Izzy motioned them back out into the hall. She reached up and pulled down a hatch that Stevie had not noticed. This revealed a folding set of steps. Izzy pulled them down and Stevie climbed up.

The box room was just barely a room—it was more of a glorified crawl space with shelving taking up three of the walls, and a sloping roof that made it impossible to stand up. These were full of standing magazine boxes full of papers and binders. There were slim document boxes with labels like, “Star Chamber, primary document copies,” “Thomas Cromwell 1517–18,” “Naval history, lecture notes.” A whole room of documents, as you might expect from someone who researched for a living.

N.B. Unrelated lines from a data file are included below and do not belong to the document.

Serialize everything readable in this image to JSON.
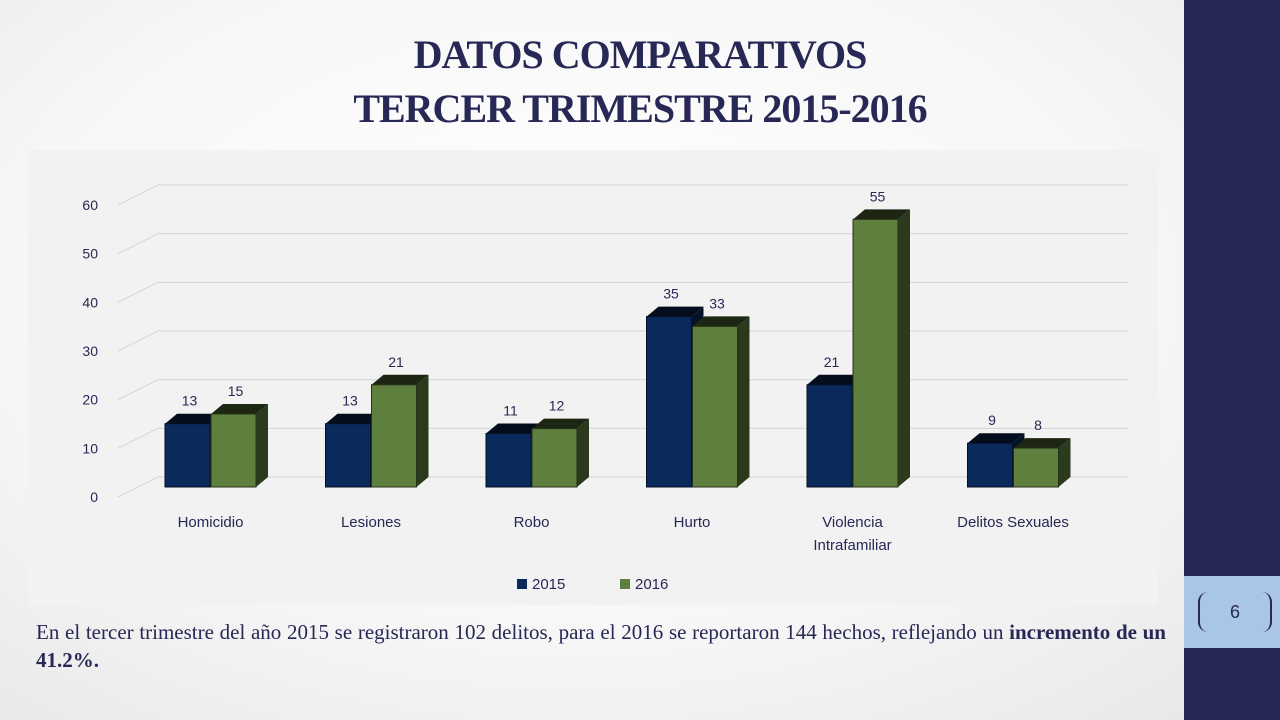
{
  "title": {
    "line1": "DATOS COMPARATIVOS",
    "line2": "TERCER TRIMESTRE 2015-2016"
  },
  "slide_number": "6",
  "summary": {
    "text": "En el tercer trimestre del año 2015 se registraron 102 delitos, para el 2016 se reportaron 144 hechos, reflejando un ",
    "bold": "incremento de un 41.2%."
  },
  "colors": {
    "series_2015": "#0a2a5c",
    "series_2016": "#5f7f3e",
    "sidebar": "#272855",
    "number_box": "#a9c6e8"
  },
  "chart_data": {
    "type": "bar",
    "title": "",
    "xlabel": "",
    "ylabel": "",
    "ylim": [
      0,
      60
    ],
    "yticks": [
      0,
      10,
      20,
      30,
      40,
      50,
      60
    ],
    "categories": [
      "Homicidio",
      "Lesiones",
      "Robo",
      "Hurto",
      "Violencia Intrafamiliar",
      "Delitos Sexuales"
    ],
    "series": [
      {
        "name": "2015",
        "values": [
          13,
          13,
          11,
          35,
          21,
          9
        ]
      },
      {
        "name": "2016",
        "values": [
          15,
          21,
          12,
          33,
          55,
          8
        ]
      }
    ],
    "grid": true,
    "legend": "bottom",
    "style": "3d-clustered-column"
  }
}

Stevie sat down, and Izzy and David came up and crushed into the little space with her. There were boxes of materials from her time at Cambridge—course catalogs, syllabi, printouts of research papers. In with these was a box of scripts from the Nine, rustic early computer printouts with gray lettering. The three of them opened every box, but it became evident that these were Angela’s old academic records and archived research materials.

Stevie’s phone began to ring. Quinn. Of course. The evening call.

“Hi,” Stevie said, trying to look casual.

“Where are you?”

“At the historian’s house,” Stevie said. “The one from the other night?”

Always tell the truth when you can. Lie only when necessary. This was true.

“You look like you’re in her closet.”

“In her attic—or, her archive. She’s letting me go through her research.”

She slapped her hand around until she found something printed out on an ancient printer, titled “Burning Faith: England During the Dissolution of the Monasteries.”

“Are you developing an interest in the Tudors?” Dr. Quinn asked.

“Yeah,” Stevie said. “The Tower got me really interested. In . . . Henry the Eighth. It’s sort of about crime, right? He was a murderer, really. What else do you call a man who kills two of his wives?”

This was a direct swipe from Angela, but Stevie didn’t think she would mind.

“An interesting point,” Dr. Quinn said. “Are you doing this on your own?”

“No,” Stevie said. David was there, but so was Izzy. Stevie swept the camera around so Dr. Quinn could see.

“We’re working together,” Stevie said. “That’s Izzy. Angela is her aunt. She studies with David.”